Mad Men is a TV show that premiered on July 19, 2007 on the American Cable Network (AMC) and has been running ever since. The show takes place in the 1960s in a fictional advertising agency named Sterling Cooper on Madison Avenue in New York City. “Mad men” was a slang term coined in the 1950s by advertisers working on Madison Avenue. The show focuses on the business of the agency and the lives of the characters who work in the Agency. One of the Main characters, Don Draper, is a creative director in Sterling Cooper. I am interested in this TV show because I believe that the first episode uses the metaphors of the show in order to portray the main character Don Draper. My understanding of the show is that it uses specific metaphors of the first episode, such as cigarettes and the Freudian theory of the death wish, in order to portray a character in the show. My Rhetorical analysis will focus on deeply analyzing the metaphors of the show rather than the show itself. I will only briefly summarize the show so the audience will get a pretty good understanding of the show without watching the show itself. However, after re-watching the show, the audience will realize all the metaphors that the writers of the show are trying to portray. While researching this topic, I could not find an online article that talks about how a cigarette is comparable to Don Draper, and I feel like it will be very eye opening. The method of which I intend to approach analyzing this TV show would be to compare a cigarette to Don Draper and seeing how similar they are to each other. The three topics on which I will discuss will be the slogan of the cigarette company’s slogan which is, “It’s Toasted.” I will talk about the Freudian theory of the death wish, and I will also talk about the struggle of the falling man and how all of this relates back to Don Draper and causes him to become an ideal man and someone to aspire to.
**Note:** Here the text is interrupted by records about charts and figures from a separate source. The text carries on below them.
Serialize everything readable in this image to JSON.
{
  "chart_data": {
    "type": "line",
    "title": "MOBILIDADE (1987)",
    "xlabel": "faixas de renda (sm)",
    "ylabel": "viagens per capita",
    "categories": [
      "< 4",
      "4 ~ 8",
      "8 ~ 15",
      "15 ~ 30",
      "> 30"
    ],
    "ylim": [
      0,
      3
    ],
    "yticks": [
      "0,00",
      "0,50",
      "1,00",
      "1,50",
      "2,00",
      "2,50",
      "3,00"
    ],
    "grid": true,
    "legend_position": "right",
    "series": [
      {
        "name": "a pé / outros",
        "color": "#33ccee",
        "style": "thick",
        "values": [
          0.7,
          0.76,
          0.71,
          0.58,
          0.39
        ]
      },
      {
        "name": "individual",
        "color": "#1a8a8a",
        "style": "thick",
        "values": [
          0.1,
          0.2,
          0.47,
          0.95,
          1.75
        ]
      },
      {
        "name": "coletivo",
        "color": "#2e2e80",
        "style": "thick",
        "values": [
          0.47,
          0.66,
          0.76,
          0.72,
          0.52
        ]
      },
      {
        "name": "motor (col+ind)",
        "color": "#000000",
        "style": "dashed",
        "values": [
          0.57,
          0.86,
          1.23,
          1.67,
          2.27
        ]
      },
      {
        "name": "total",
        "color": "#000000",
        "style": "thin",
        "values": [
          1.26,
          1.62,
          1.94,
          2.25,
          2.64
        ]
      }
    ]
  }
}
The More You Know, the Madder You Get

I wish to do a substantial revision on my rhetorical analysis because, the first episode of Mad Men was very well directed. However, I feel like there is so much more information I could include into the paper that I did not do so in the rhetorical analysis. My rough draft of the rhetorical analysis was very shaky. It was more of a summary than an analysis of the first episode. However, my revised version and my final version was a whole lot better, though I still feel like I can do a better job on it. I intend to change this assignment entirely by researching each metaphor of the show intensely. In the past, I only covered the rhetoric of ideas and how it portrays Don Draper. Since the first episode is about creating ad pitch for cigarettes, we can tell that the first episode defines what kind of person Don Draper is. The pilot episode is usually used to introduce characters, and Mad Men’s pilot episode did not disappoint. I feel like I left out a lot of ideas that portrayed Don Draper when the first episode is chock-full of them. I just need to figure out of a way of incorporating these ideas with my essay. The main point of my rhetorical analysis was: the first episode uses the metaphors of advertisement in order to sell a concept and construct the main character, Don Draper. Though this was my main idea, I did not do a good job of writing the paper. It did not flow and there were many points that were not connected to each other. Since 90% of the paper has to be changed, I will be starting the paper from scratch, but taking some ideas from my rhetorical analysis and putting a lot of effort into the new paper, thus copy-editing and proof reading would be done after I finished the my first draft. Copy editing and proof reading will be done by re-reading the paper while looking for punctuation and grammatical mistakes. I believe the easiest way to do this would be to read the paper out loud to catch any silly errors.